Dunkin’ said in a statement, “Absolutely no symbolism was intended.” The company then removed the commercial “because the possibility of misperception detracted from its original intention to promote our iced coffee.”
In Kutcher's 2012 ad for Popchips, he played a Bollywood producer by the name of “Raj” and used a fake Indian accent. It didn’t take long for the company to pull the ad and issue an apology after it caused outrage.
Keith Belling, founder and CEO of Popchips, posted the following statement on the company’s website at the time of the incident: “We received a lot of feedback about the dating campaign parody we launched today and appreciate everyone who took the time to share their point of view. Our team worked hard to create a light-hearted parody featuring a variety of characters that was meant to provide a few laughs. We did not intend to offend anyone. I take full responsibility and apologize to anyone we offended.”
Although it never aired, a 2012 Burger King commercial featuring Mary J. Blige depicted the singer listing the ingredients for the new chicken snack wraps to the tune of her song “Don’t Mind.”
The backlash was harsh.
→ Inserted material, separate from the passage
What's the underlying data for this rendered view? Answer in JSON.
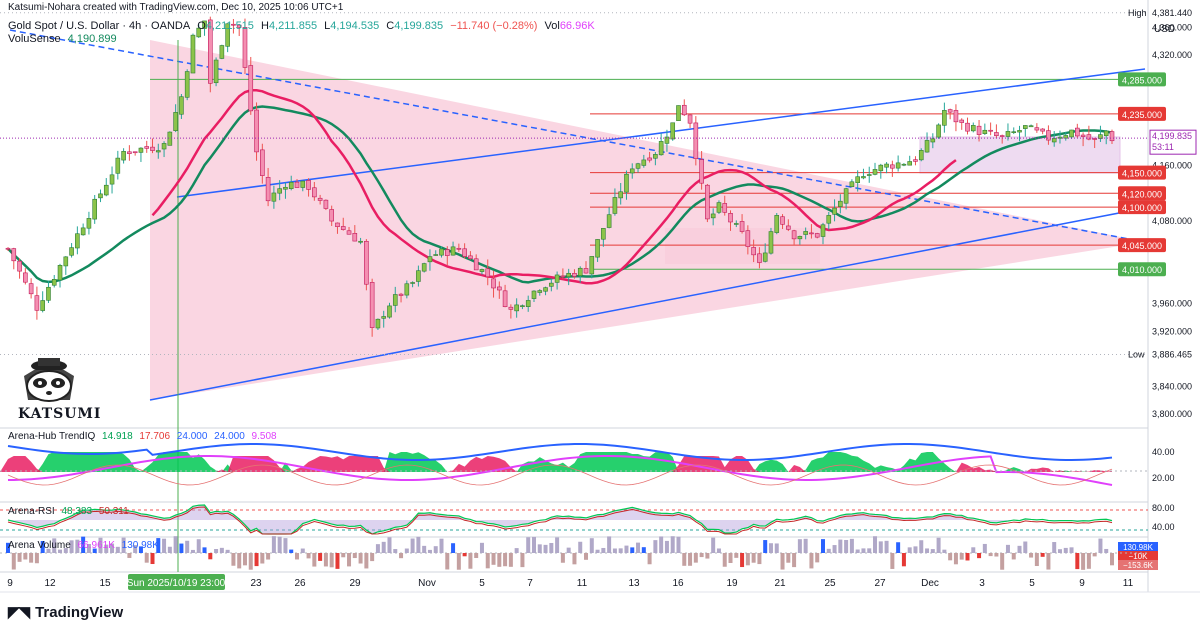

Fans accused the singer of feeding into stereotypes about African Americans and fried chicken, with Blige eventually calling the commercial “buffoonery.”
"I understood the laughter and the jokes and the stuff that was happening - you're supposed to do that when something like that happens - but the thing that hurt me is when people were starting to say vicious, negative things that didn't have (anything) to do with that," she said in a statement to TMZ. "It exposed everyone and everything in my life and showed me who my friends are."
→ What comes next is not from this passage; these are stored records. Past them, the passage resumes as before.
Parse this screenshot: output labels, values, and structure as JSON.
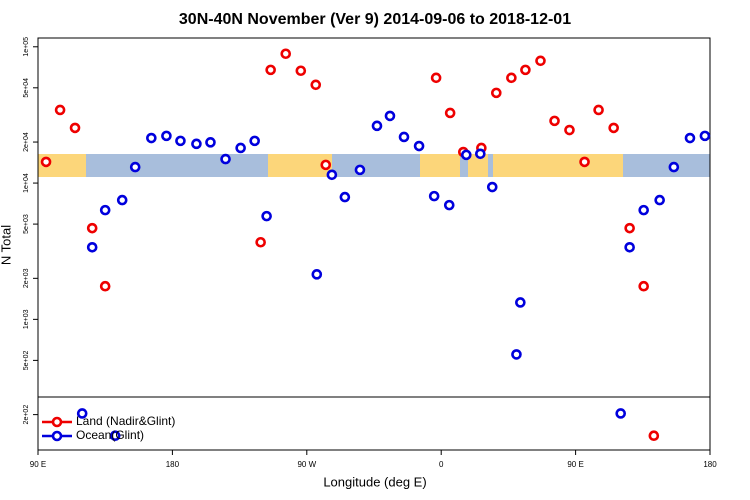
{
  "chart_data": {
    "type": "scatter",
    "title": "30N-40N November (Ver 9)   2014-09-06 to 2018-12-01",
    "x_label": "Longitude (deg E)",
    "y_label": "N Total",
    "log_y": true,
    "legend": "bottom-left",
    "xlim": [
      90,
      540
    ],
    "xticks": [
      {
        "value": 90,
        "label": "90 E"
      },
      180,
      {
        "value": 270,
        "label": "90 W"
      },
      {
        "value": 360,
        "label": "0"
      },
      {
        "value": 450,
        "label": "90 E"
      },
      {
        "value": 540,
        "label": "180"
      }
    ],
    "ylim": [
      110,
      116000
    ],
    "yticks": [
      {
        "value": 200,
        "label": "2e+02"
      },
      {
        "value": 500,
        "label": "5e+02"
      },
      {
        "value": 1000,
        "label": "1e+03"
      },
      {
        "value": 2000,
        "label": "2e+03"
      },
      {
        "value": 5000,
        "label": "5e+03"
      },
      {
        "value": 10000,
        "label": "1e+04"
      },
      {
        "value": 20000,
        "label": "2e+04"
      },
      {
        "value": 50000,
        "label": "5e+04"
      },
      {
        "value": 100000,
        "label": "1e+05"
      }
    ],
    "series": [
      {
        "name": "Land (Nadir&Glint)",
        "color": "#ee0000",
        "x": [
          95.4,
          104.8,
          114.8,
          126.3,
          135,
          239.1,
          245.8,
          255.9,
          266,
          276,
          282.7,
          356.6,
          366,
          374.8,
          386.9,
          396.9,
          407,
          416.4,
          426.5,
          435.9,
          445.9,
          456,
          465.4,
          475.5,
          486.2,
          495.6,
          502.4
        ],
        "values": [
          14300,
          34400,
          25400,
          4670,
          1750,
          3680,
          67700,
          88900,
          66700,
          52600,
          13600,
          59200,
          32700,
          16900,
          18100,
          45900,
          59200,
          67700,
          78900,
          28600,
          24500,
          14300,
          34400,
          25400,
          4670,
          1750,
          140
        ]
      },
      {
        "name": "Ocean(Glint)",
        "color": "#0000dd",
        "x": [
          119.6,
          126.3,
          135,
          141.7,
          146.4,
          155.1,
          165.9,
          176,
          185.4,
          196.1,
          205.5,
          215.6,
          225.7,
          235.1,
          243.1,
          276.7,
          286.8,
          295.5,
          305.6,
          317,
          325.7,
          335.1,
          345.2,
          355.3,
          365.4,
          376.8,
          386.2,
          394.2,
          410.4,
          413,
          480.2,
          486.2,
          495.6,
          506.3,
          515.8,
          526.6,
          536.6
        ],
        "values": [
          204,
          3380,
          6330,
          140,
          7500,
          13100,
          21400,
          22200,
          20400,
          19400,
          19900,
          15000,
          18100,
          20400,
          5720,
          2140,
          11500,
          7890,
          12500,
          26300,
          31100,
          21800,
          18700,
          8020,
          6890,
          16100,
          16400,
          9350,
          553,
          1330,
          204,
          3380,
          6330,
          7500,
          13100,
          21400,
          22200
        ]
      }
    ]
  }
}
Burger King claimed the ad was being pulled due to a music licensing issue and was "unfinished," the Associated Press reported at the time.
In 2015, the DirecTV ads featuring actor Rob Lowe and his alter egos, were pulled after the National Advertising Division sided with several complaints from cable company Comcast.
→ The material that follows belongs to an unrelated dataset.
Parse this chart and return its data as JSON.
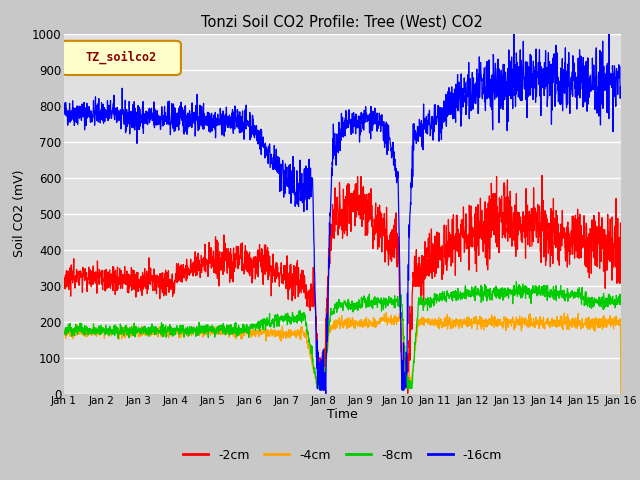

The organization recommended that Lowe's signature line, "Don't be like this me. Get rid of cable and upgrade to DirecTV," be removed as it "conveyed a comparative and unsupported superiority message." The watchdog group also found no evidence that DirecTV had "greater signal reliablity," "shorter customer service wait times," and "better picture and sound quality than cable," according to the Los Angeles Times.
But DirecTV seemed to leave the door open for a possible releationship with Lowe in the future.
"We've talked with Rob about doing something else in the future," Jon Gieselman, DirecTV's senior vice president of marketing, told the Los Angeles Times. "He loves the campaign. He's completely gotten into the characters."
Kidman hit some serious turbulence in 2015 after teaming up to do an ad for Etihad Airways.
The Association of Professional Flight Attendants union, which represents 25,000 American flight attendants wrote an open letter to the actress, stating that her alignment with the airline was in conflict with her role as a United Nations women’s goodwill ambassador.
The union called Etihad "a company that the Wall Street Journal has publicly reported ‘may fire women if they become pregnant’ and forces flight attendants to live in ‘confinement’ in secure compounds."
The airline rebutted the claims in a statement: “At Etihad Airways, we have become a global, award-winning employer because we value our employees and we treat them with dignity and respect," according to Arabian Business.
Hadid’s Versace ad had the young model pushing a few boundaries and quite a few buttons.
The ad, shot by famed photographer Bruce Weber, featured Hadid as a young mother of a son and toddler daughter. The boy featured in the campaign looks to be about 4, and given that Hadid was 21 at the time the ad was shot, she would have to have been a teenager when she gave birth.
Fans were not in favor of promoting those family values.
Additionally, the toddler in the ad appeared to be chained into her stroller, and given that the children in the ad were seemingly bi-racial, several people took issue with what they interpreted as racist symbolism.